Il libro della Genesi

Osservazione:

Tutto ciò che vale per la composizione del Pentateuco come tale vale anche per il libro della

Genesi. La suddivisione dei libri del Pentateuco è una cosa un po’ relativa; per un ebreo la

Toràh è una sola, è come se avesse cinque grandi capitoli. Probabilmente nella storia questo

era legato ai rotoli più che altro: questa suddivisione che noi abbiamo oggi in cinque libri

poteva anche essere legata all'ampiezza di un rotolo. Tradizionalmente si è poi affermata

questa usanza di chiamare questi grandi capitoli della Torah con le parole con le quali

iniziano. La Genesi comincia con una parola ebraica che vuol dire "inizio"; qui il nome

latino "genesi" corrisponde alla prima parola di tale primo capitolo della Toràh. Non sempre

accade ciò per gli altri libri.

L'aspirazione del libro della Genesi è sostanzialmente quella di rispondere a due obiettivi:

1. Ricostruzione della preistoria del popolo: questo è sostanzialmente il ciclo di

Abramo. Questo è l'obiettivo principale e anche cronologicamente primario.
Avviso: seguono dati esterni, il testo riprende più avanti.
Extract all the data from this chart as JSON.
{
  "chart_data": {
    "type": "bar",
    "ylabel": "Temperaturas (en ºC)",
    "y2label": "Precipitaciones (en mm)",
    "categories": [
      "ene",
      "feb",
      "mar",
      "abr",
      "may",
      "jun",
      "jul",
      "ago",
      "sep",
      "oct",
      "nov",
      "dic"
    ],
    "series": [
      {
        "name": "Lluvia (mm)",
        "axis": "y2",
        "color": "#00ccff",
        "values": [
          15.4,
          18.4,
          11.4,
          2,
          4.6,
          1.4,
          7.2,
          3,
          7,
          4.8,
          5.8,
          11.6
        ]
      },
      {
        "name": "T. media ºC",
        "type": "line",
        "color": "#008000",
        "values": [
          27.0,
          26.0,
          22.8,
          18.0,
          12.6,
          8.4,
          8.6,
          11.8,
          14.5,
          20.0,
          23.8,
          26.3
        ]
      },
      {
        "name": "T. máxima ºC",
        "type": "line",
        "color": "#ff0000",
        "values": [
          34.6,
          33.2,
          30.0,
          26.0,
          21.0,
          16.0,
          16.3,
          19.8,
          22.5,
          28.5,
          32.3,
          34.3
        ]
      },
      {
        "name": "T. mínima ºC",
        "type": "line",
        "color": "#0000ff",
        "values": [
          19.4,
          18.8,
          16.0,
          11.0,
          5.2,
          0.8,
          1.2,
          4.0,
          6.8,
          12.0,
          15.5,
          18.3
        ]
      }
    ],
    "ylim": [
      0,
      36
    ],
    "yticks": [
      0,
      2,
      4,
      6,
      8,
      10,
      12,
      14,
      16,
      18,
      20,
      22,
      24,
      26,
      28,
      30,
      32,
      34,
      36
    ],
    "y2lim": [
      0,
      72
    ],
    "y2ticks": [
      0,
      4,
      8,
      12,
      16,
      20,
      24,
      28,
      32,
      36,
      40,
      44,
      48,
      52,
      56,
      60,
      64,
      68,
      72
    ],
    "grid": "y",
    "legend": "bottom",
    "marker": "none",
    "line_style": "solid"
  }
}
Viene

riservata grande attenzione ai patriarchi. Per capire come mai accade ciò leggiamo in

Esodo 3:6: "Poi aggiunse: <<Io sono il Dio di tuo padre, il Dio di Abraamo, il Dio

d'Isacco e il Dio di Giacobbe>>. Mosè allora si nascose la faccia perché aveva paura

di guardare Dio." In tale verso Dio si presenta a Mosè. Questa attenzione rivolta ai

patriarchi ci suggerisce che un po’ ritorna la teoria dei frammenti: in quella fase in

cui tutto si sta formando, in cui il popolo sta prendendo coscienza del suo essere

popolo circa questa confessione di fede di cui si parla in Esodo 3:6. Quindi c'è da un

lato una descrizione metafisica "Io sono colui che sono" che però non è

immediatamente comprensibile; molto più semplice è la frase <<Io sono il Dio di

tuo padre, il Dio di Abraamo, il Dio d'Isacco e il Dio di Giacobbe>>. Il padre è un

personaggio quasi irrilevante nella narrazione biblica ma l'espressione "tuo padre"

presente in tale verso si riferisce al padre di qualunque ebreo e quindi ai padri o

patriarchi del popolo. Così si comincia a ricostruire le storie intorno a tali nomi.

2. Rispondere alle grandi domande esistenziali che ci tormentano: è un obiettivo

secondario ma solo sul piano cronologico e non sul piano dell'importanza.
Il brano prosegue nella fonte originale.